Shoot 'Em Up Trailer! Paul Giamatti's a hitman with weird verbal flourishes! Clive Owen's protecting another woman and baby, only it's a lot more fun this time! Also, he was recruited by Black Ops when he was, like, ten. Or something. GUNNNNNNNNNS! (Wait, that was Monica Bellucci?) Note: I will piss and moan about Hostel until the cows come home, but I will be at the theater watching this with bells on. C'est la vie.
Brian De Palma's 'Dressed to Kill' To Be Remade. Well, it's not like it could hurt: "Both Caine and De Palma even managed to earn Golden Raspberry nominations, and believe me, there was some pretty tough competition that year."
Wong Kar-Wai to Direct Eva Green in 'Midnight Poison.' Well, if nothing else, it'll be gorgeous.
Spike Lee Will Direct World War II Drama Set in Italy. "Lee, who announced the project while in Italy, informed a newspaper there that he had 'met a black veteran who fought at Iwo Jima, and he told me how disappointed he was that there was not even one Afro-American (soldier) in Clint Eastwood's two films.' "
'Last Chance' for Dustin Hoffman and Emma Thompson.
D.J. Caruso In Talks To Direct 'Wolverine,' Source Says.

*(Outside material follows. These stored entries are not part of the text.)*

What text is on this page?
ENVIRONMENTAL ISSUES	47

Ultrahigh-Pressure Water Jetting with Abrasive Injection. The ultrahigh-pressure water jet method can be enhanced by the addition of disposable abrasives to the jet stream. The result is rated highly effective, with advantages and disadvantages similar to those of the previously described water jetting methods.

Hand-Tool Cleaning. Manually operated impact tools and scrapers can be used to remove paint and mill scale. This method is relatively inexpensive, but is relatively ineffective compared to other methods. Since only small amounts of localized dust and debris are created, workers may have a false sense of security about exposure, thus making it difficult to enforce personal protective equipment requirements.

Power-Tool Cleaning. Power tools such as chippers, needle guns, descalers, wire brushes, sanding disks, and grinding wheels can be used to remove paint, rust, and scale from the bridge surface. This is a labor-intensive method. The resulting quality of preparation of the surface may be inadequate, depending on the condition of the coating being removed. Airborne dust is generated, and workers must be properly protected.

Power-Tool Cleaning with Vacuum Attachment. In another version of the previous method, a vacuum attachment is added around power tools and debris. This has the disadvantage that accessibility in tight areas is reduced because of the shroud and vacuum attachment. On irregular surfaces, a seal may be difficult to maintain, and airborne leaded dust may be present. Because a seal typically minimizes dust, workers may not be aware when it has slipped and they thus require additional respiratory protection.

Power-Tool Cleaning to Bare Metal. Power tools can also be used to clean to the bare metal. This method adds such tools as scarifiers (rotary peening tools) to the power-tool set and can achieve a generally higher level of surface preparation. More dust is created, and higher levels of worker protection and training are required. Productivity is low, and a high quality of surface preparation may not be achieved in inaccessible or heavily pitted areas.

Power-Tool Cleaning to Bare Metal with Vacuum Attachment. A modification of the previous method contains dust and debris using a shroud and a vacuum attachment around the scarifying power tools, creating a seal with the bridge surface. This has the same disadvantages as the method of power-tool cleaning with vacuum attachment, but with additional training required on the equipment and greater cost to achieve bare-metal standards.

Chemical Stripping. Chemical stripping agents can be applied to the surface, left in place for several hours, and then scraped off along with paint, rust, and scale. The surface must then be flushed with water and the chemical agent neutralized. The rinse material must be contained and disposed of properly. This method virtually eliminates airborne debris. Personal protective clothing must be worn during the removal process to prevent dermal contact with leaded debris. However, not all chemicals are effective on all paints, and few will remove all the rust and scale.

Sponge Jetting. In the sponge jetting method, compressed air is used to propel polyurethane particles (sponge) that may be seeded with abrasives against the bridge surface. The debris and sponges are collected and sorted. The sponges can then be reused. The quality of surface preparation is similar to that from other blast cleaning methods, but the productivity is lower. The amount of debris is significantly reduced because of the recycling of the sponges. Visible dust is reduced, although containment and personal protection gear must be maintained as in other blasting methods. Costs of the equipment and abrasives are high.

Hey, "the guy who directed Disturbia" works a lot better for me than "the guy who does the Rush Hour movies."
Warner Acquires Shannara Rights.
Premiere Magazine: The 20 Most Overrated Movies of All Time. Okay, I like American Beauty and I've got to admit that it's overrated. But the thing about overrating is, it depends on the "rating" itself--if everyone goes nuts about a certain movie for months at a time, particularly an Oscar contender, reactions can definitely be overblown. I thought it was a great movie when I saw it, particularly because that's basically the world I grew up in and it resonated with me, but even I can say, "Okay, the critical freakout that followed was really too much."
And now, I go to wash my hair before dinner, because tomorrow the carpet cleaners will be here bright and early to dedogstinkify the house.